EG: Welchen Nutzen haben die Seminarteilnehmer aus der Qualifizierungsmaßnahme gezogen?

Thomas Schinkel: Die Seminarteilnehmer konnten an Hand der vielen Beispiele und Herangehensweisen ihren Wissens- und Erfahrungshorizont erweitern und sehen, wie andere Akteure an ähnliche Aufgaben herangehen. Die gesammelten Erfahrungen konnten sie unmittelbar für ihre eigenen aktuellen, künftigen oder bereits abgeschlossen Projekte nutzen. Darüber hinaus boten sich viele Gelegenheiten in den Pausen und nach den Veranstaltungen, zweckdienliche Kontakte für weitere Zusammenarbeit und kontinuierlichen Austausch zu knüpfen, zum Beispiel als Projektpartner.

EG: Welche positiven Effekte haben sich für Ihre Organisation ergeben?

Thomas Schinkel: Wir haben die Erfahrung gemacht, dass es bei den vielen Akteuren in der EZ und KH immer noch viel Bedarf aber auch großes Interesse an einem baufachlichen Wissensaustausch gibt, ebenso an Einrichtungen, die hier Angebote bieten. Hier können wir durchaus eine bestehende Lücke füllen und fühlen uns darin bestätigt in dieser Richtung weiterzuarbeiten. Während der Veranstaltungsreihe hat sich herausgestellt, dass ein starkes Interesse besteht, die fachspezifischen Themen und Inhalte zu sammeln und allgemein zur Verfügung zu stellen. Deshalb arbeiten wir aktuell am Aufbau einer Internetplattform für Wissensvermittlung und Weiterbildung zum Thema Nachhaltiges Bauen in der EZ und KH. Einige Organisationen zeigten Interesse, beim Aufbau und Betrieb eines Netzwerkes zusammenzuarbeiten. Dies ist durchaus ein Novum und lässt uns hoffen, dass künftig in der EZ und KH weniger autark gearbeitet wird und Synergien besser genutzt werden können.

EG: Wurden Sie während der Antragstellung für PFQ-Förderung beraten? Welche Hilfestellung erhielten Sie von Engagement Global?

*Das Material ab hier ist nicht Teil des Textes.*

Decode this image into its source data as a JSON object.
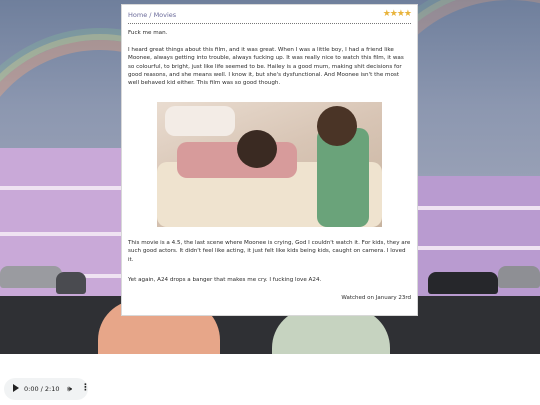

Thomas Schinkel: Ohne die Unterstützung des PFQ hätten wir diese Fortbildungsarbeit nicht beginnen und nicht in dem erforderlichen Umfang leisten können. Die Hilfestellungen bei der Antragsbearbeitung waren professionell, engagiert und immer der Sache dienlich. Ohne die Geduld und das Verständnis für die Ziele des Förderprojekts wären wir wahrscheinlich nicht dazu gekommen, die Veranstaltungsreihe zu beginnen und bis heute fortzuführen.